Data Privacy in the Wild
I’m currently working on a systematic literature review of statistical issues of privacy. One of the papers I was reading today was from the Census. This paper discusses how how the Census maintains the privacy of individuals when it releases microdata to the public.
(I’ve been reading some papers which propose methods that are much more sophisticated and (hopefully) provide more privacy than the rather simple methods that the census mentions in this paper. I have no opinion on whether or not these methods are “sophisticated enough” to maintain privacy, I just think its interesting to see what the census is actually doing.)
The paper mention three techniques that the census currently uses to maintain privacy.
1.) release of data for only a sample of the population
2.) limitation of detail
Here is an explanation from the census as to why they use these techniques:
“The Census Bureau currently uses several standard techniques to mask microdata sets. The first is a release of data for only a sample of the population. Intruders (i.e., those who query the file for the sole purpose of identifying particular individuals with unique traits) realize that there is only a small probability that the file actually contains the records for which they are looking. The Bureau currently releases three public use samples of the decennial census respondents.

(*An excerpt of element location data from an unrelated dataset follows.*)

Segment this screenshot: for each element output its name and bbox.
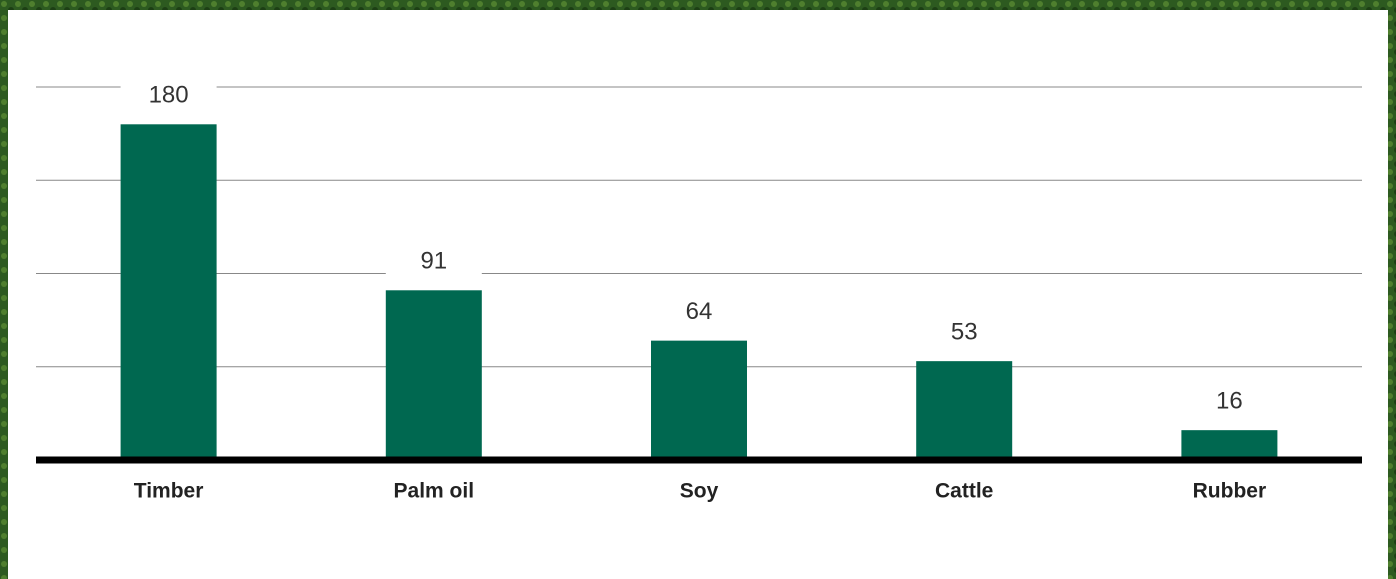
- value-label-background: [385, 244, 482, 279]
- bar: [651, 340, 747, 460]
- value-label-background: [120, 78, 217, 113]
- chart-panel: [8, 10, 1388, 579]
- x-tick-label: Soy: [680, 480, 719, 503]
- bar: [385, 290, 482, 460]
- x-tick-label: Timber: [134, 480, 204, 503]
- value-label: 64: [686, 298, 713, 325]
- value-label: 16: [1216, 388, 1243, 415]
- bar: [120, 124, 217, 461]
- x-tick-label: Cattle: [935, 480, 993, 503]
- value-label-background: [651, 294, 747, 329]
- x-tick-label: Rubber: [1193, 480, 1267, 503]
- value-label: 53: [951, 318, 978, 345]
- value-label: 91: [420, 248, 447, 275]
- bar: [916, 361, 1013, 460]
- value-label-background: [1181, 384, 1278, 419]
- value-label: 180: [149, 82, 189, 109]
- bar: [1181, 430, 1278, 460]
- x-tick-label: Palm oil: [394, 480, 475, 503]
- value-label-background: [916, 315, 1013, 350]
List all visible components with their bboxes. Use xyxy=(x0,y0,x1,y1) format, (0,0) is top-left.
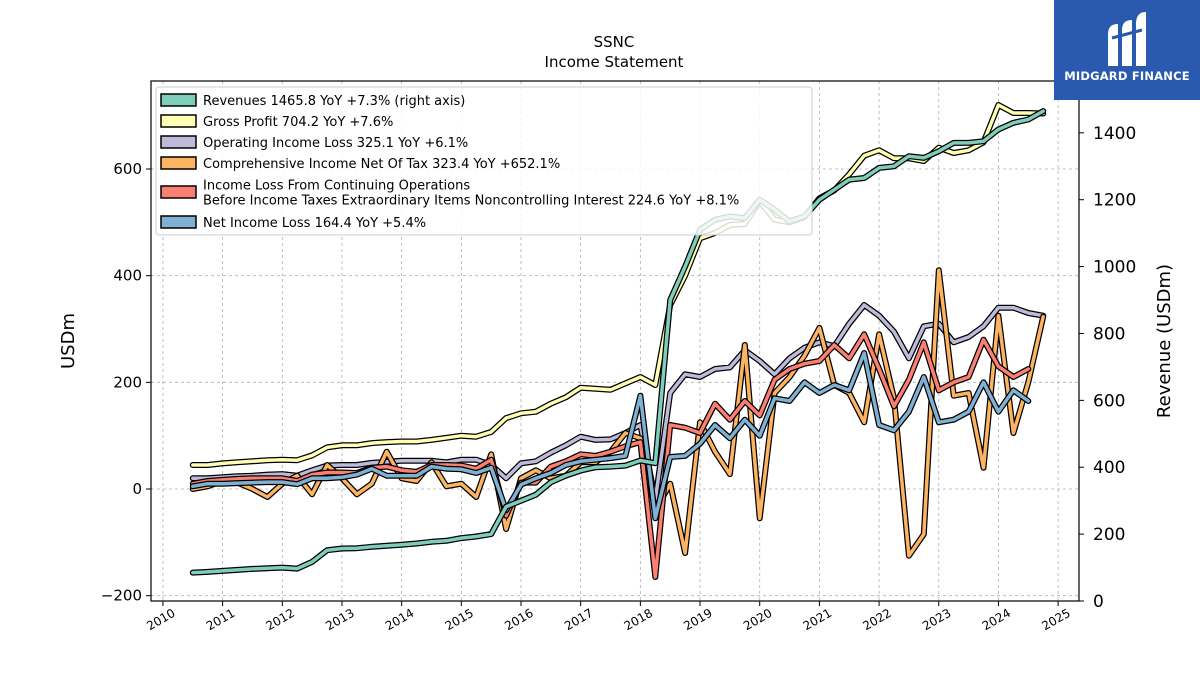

One is a 1 percent sample of the entire population, the second a 5 percent sample, and the third a
sample of elderly residents. Each is a systematic sample chosen with a random start. None of these files overlap, so there is no danger of matching to each other. Most demographic surveys are 1-in-1000 and 1-in-1500 “random” samples. Generally the public use file for each survey contains records for each respondent. The second technique involves the limitation of detail. The Census Bureau releases no geographic identifiers which would restrict the record to a sub-population of less than 100,000. It also Arecodes@ some continuous values into intervals and combines sparse categories. Intruders must have extremely fine detail for other highly sensitive fields in order to positively
identify targets. The third technique protects the detail in sensitive responses in continuous fields. It is referred
to as top/bottom-coding. This method collapses extreme values of each sensitive field into a single value. For example, the record of an individual with an extremely high income would not contain his exact income but rather a code showing that the income was over $100,000. Similarly the low-income records would contain a code signifying the income was less than $0. In this example $0 is a bottom-code and $100,000 a top-code for the sensitive or high visibility field of income.” –CONTROLLED DATA-SWAPPING TECHNIQUES FOR MASKING PUBLIC USE MICRODATA SETS, Richard A. Moore, Jr.
The rest of the paper goes on to discuss a more sophisticated method of maintaining privacy called data swapping (first proposed by Dalenius and Reiss (1980)). If your not bored to tears already, then it’s probably worth reading about. I think it’s interesting.